Well, inbound and outbound bandwidth are two separate things. Sure, making web requests and acknowledging individual packets takes some bandwidth, but not much. Plus, in virtually all consumer configurations, the download speed (speed at which the client can RETRIEVE data from the net) is faster than their upload speed (the speed at which they can send spam, be it directly or via compromised mail hosts). That download bandwidth is likely sitting untapped when they're sending their spew.

A consumer modem might have 33Kb up / 56Kb down (optimal, realized might be more like 28Kb/52Kb typical, perhaps less), and consumer broadband may be 128Kb/768Kb.

I am NOT suggesting that spammers are sophisticated enough to provide user originated text in the spam. OTOH, it would be TRIVIAL to hash an email address to generate a seed for a randomizer so that the keyword sequence for the "word salad" is consistent for any given recipient (or say, cycles one of five or ten word sequences). Of course, that means the recipient could train the spam engine or just filter on certain sequences, and be done with it -- OTOH, it might do a fair job at confounding system-wide spam filtering.

Note that there is no reason the word salad db couldn't be populated with words from prior db searches for that user address. Malware can certainly be a powerful tool for the spammers in this case, since they can use saved email on a lot of individual computers, tied directly to the given addresses.

Spammers could pull text from the website of the recipient domain: schmoe(_at_)theirdomain(_dot_)tld -> hit (www.)theirdomain.tld and grab some text for the spam.

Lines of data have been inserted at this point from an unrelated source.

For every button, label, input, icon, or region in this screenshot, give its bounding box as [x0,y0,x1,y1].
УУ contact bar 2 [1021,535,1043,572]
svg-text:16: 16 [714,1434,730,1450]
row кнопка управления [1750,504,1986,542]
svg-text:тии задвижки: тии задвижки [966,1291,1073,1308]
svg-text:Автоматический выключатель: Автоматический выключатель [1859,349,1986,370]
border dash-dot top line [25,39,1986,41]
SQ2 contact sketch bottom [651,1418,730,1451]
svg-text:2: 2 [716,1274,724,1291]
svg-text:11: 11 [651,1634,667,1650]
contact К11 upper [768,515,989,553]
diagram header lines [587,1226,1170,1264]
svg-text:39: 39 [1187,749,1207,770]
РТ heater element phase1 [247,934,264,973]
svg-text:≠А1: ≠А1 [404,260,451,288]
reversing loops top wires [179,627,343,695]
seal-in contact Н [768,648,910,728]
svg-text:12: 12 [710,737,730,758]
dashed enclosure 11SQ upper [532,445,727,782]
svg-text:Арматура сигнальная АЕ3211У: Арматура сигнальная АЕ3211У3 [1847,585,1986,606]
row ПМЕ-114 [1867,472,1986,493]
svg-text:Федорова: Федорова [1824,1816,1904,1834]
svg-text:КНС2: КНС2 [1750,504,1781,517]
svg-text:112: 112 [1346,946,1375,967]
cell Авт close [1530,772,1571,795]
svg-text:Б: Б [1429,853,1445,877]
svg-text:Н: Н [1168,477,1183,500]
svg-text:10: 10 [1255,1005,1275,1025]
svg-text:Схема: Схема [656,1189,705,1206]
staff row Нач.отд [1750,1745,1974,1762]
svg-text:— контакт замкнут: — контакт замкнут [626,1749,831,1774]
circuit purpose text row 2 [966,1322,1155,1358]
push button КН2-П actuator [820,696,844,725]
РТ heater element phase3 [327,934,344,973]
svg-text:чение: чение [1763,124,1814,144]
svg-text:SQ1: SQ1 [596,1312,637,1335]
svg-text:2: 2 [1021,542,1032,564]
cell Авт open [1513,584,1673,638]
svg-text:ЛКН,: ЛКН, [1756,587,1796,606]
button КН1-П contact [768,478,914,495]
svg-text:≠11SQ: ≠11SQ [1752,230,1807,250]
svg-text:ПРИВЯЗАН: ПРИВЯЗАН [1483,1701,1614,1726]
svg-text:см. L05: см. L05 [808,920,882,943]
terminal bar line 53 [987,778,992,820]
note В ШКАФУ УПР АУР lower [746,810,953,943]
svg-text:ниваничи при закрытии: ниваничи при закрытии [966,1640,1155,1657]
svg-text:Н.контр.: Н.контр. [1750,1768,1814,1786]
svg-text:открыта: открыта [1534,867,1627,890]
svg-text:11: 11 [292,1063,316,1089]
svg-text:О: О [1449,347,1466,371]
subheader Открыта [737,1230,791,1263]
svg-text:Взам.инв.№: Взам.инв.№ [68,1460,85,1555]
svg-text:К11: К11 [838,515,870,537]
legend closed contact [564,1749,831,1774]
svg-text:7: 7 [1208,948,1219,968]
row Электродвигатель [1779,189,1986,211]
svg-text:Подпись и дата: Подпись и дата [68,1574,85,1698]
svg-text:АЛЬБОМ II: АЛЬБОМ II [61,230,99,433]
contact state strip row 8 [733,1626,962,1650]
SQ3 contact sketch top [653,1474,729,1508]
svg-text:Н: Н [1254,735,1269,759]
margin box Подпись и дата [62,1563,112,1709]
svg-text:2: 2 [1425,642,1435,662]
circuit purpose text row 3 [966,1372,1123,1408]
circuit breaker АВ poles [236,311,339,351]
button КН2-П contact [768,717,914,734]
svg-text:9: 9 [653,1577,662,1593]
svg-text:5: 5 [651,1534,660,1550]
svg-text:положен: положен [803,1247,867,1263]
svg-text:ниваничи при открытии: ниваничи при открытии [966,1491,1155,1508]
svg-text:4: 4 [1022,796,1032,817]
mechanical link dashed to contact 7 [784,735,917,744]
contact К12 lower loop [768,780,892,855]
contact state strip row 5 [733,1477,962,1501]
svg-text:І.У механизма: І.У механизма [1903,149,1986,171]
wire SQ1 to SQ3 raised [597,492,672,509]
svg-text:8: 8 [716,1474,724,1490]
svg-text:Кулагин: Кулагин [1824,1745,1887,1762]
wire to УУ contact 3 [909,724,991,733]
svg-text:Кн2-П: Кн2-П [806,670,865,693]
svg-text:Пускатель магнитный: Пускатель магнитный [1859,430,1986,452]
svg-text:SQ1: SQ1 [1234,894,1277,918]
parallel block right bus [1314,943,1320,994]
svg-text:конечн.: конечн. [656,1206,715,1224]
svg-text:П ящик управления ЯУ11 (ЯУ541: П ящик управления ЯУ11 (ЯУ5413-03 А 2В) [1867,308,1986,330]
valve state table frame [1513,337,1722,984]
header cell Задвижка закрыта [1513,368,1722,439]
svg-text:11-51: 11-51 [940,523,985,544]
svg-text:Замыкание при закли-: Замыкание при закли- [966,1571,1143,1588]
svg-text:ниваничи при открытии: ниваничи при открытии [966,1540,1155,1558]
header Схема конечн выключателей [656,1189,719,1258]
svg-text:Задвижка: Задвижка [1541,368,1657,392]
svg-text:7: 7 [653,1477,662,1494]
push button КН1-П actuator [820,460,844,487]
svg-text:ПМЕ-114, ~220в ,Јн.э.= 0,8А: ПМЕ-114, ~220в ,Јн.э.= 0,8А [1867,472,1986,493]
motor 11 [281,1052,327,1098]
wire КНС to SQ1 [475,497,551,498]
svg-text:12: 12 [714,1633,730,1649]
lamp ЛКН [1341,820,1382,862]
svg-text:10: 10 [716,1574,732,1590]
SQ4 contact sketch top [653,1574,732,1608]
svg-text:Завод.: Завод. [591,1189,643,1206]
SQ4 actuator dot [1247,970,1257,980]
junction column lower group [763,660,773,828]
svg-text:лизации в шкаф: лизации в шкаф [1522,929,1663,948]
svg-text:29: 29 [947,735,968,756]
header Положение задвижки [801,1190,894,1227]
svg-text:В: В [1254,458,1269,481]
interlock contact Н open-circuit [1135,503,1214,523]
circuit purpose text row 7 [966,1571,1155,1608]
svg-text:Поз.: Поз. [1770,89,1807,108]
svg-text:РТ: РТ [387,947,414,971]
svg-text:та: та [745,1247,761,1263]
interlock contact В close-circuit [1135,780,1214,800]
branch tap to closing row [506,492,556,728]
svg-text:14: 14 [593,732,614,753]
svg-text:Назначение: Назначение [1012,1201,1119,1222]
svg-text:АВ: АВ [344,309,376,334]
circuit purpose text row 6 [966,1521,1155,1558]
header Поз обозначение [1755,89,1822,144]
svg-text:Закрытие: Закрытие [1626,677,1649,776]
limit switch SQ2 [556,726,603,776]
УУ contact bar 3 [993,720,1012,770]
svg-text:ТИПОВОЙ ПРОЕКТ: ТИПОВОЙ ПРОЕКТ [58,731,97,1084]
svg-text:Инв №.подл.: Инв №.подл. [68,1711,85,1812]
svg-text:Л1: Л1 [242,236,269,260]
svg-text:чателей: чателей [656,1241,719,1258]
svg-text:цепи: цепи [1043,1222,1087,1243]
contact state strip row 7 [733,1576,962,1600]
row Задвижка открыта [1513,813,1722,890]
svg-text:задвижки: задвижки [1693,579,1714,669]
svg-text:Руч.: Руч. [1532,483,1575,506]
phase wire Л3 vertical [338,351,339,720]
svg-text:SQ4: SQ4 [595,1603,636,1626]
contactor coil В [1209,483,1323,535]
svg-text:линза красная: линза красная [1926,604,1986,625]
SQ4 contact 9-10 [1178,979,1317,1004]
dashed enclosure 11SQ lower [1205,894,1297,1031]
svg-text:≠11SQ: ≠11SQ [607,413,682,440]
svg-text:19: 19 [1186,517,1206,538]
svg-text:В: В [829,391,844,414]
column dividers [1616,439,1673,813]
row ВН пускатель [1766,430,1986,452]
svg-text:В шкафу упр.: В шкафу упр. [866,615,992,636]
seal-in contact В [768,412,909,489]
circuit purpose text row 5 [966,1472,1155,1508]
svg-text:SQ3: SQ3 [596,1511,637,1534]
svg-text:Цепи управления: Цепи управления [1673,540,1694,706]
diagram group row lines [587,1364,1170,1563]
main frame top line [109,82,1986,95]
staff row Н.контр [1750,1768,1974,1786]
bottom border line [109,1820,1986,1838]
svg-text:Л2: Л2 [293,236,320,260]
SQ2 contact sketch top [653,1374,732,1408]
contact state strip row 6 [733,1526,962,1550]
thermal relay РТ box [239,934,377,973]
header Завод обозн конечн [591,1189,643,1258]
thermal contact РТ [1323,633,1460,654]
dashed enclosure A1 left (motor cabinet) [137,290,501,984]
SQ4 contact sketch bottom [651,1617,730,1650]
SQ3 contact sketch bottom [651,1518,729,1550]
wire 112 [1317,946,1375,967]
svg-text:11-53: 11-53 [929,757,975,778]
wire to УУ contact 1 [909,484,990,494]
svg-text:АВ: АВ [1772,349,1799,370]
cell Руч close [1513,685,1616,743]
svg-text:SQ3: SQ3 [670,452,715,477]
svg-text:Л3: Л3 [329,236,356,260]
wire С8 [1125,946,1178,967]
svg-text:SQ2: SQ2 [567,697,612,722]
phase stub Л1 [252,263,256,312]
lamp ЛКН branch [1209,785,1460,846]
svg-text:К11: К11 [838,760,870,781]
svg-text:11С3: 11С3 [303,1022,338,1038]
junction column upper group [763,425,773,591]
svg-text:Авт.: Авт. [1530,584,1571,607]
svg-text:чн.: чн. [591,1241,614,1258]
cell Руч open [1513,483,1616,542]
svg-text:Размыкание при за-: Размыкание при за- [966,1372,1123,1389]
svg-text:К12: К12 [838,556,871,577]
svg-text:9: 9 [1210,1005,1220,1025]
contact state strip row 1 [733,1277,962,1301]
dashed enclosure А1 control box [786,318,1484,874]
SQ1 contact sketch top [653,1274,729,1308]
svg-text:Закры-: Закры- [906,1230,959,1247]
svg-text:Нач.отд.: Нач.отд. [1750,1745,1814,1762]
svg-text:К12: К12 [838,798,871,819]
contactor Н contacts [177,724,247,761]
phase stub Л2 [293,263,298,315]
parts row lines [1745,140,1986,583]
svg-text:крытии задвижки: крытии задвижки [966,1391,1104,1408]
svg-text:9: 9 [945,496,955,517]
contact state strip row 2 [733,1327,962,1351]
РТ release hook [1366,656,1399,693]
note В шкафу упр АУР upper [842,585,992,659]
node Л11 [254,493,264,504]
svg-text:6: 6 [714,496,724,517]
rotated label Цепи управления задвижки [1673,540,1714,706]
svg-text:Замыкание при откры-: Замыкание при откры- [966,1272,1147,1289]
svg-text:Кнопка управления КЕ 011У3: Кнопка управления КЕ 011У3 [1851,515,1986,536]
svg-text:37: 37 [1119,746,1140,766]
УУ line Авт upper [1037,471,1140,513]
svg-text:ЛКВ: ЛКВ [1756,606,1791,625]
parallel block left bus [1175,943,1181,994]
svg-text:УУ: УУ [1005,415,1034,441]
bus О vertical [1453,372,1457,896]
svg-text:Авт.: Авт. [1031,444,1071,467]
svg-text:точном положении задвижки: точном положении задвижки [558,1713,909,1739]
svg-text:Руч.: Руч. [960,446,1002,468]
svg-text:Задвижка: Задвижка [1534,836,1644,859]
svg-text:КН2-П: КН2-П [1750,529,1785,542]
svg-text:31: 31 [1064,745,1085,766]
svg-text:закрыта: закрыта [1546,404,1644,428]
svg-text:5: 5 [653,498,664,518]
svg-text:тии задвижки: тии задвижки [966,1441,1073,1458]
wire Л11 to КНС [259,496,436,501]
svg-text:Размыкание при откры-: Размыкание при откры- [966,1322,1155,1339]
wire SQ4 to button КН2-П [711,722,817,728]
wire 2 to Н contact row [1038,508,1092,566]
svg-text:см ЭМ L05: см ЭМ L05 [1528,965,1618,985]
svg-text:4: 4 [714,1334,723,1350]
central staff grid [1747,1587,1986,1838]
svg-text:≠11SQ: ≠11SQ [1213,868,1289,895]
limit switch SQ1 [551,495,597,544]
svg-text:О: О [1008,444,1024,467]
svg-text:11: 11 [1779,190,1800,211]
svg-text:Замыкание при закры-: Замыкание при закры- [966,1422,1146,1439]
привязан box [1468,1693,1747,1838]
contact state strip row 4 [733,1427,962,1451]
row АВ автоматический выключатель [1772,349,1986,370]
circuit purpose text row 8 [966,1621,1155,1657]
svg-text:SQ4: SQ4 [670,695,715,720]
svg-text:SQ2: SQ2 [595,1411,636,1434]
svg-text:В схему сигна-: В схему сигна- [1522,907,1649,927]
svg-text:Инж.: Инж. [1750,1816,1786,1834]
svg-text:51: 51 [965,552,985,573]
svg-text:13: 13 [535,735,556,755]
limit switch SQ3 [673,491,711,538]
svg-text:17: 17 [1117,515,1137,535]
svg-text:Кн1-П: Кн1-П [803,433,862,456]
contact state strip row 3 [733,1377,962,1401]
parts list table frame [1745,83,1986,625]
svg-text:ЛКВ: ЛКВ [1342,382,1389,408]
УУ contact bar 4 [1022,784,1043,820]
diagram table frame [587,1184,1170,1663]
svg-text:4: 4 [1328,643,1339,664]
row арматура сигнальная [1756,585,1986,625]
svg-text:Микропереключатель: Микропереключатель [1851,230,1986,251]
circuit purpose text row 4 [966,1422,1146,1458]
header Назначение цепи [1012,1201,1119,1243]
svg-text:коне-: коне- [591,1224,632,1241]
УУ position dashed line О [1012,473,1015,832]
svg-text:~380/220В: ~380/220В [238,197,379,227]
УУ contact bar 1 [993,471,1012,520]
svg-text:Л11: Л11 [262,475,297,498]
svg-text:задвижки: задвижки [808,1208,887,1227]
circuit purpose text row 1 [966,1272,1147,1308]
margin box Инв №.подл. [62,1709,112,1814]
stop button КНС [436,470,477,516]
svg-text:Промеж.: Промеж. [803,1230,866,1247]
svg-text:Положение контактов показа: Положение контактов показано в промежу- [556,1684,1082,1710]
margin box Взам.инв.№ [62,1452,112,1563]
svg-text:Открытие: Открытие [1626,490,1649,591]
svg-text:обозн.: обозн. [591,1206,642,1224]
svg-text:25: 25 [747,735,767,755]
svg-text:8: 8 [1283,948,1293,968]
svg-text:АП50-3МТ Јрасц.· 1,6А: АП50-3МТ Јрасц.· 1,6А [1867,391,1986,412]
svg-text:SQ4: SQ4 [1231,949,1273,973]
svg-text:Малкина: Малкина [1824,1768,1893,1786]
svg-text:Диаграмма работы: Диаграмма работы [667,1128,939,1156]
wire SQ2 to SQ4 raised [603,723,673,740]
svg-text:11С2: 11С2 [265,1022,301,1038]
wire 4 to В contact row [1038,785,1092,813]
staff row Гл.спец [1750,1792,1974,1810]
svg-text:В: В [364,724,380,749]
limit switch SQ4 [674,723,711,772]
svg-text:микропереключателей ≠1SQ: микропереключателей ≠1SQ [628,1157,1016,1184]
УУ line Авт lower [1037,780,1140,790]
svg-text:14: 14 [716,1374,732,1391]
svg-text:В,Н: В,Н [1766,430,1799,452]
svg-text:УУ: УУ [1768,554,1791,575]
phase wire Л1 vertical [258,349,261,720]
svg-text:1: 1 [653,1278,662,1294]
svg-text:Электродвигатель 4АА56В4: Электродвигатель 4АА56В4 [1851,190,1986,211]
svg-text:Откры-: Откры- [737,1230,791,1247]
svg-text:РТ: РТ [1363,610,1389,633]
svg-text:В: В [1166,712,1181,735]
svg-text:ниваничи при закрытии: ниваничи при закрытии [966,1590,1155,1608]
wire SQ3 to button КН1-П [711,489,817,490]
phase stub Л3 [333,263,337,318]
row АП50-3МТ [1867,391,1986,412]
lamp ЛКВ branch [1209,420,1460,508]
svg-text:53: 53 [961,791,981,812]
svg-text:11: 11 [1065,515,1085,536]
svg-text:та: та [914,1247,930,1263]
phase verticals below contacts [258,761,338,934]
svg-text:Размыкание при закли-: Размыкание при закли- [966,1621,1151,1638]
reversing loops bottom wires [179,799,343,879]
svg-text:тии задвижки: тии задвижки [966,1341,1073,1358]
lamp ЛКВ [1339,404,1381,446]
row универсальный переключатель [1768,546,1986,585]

Or even try (www.)theirdomain.tld/~schmoe

I'd better stop hypothesizing before some spamfsck starts reading this list for ideas.

      to each spam message they send to skip(_at_)pobox(_dot_)com I will 
quickly train
       on the few false negatives that slip through and shift the spamprob
       of each of the hammy words in the paragraph in the direction of spam.
       That paragraph will cease to be effective and the spammer will have
       to find a new one.

It still seems then that apparently _random_ words would slip by, _necessitating_ you to submit them for learning.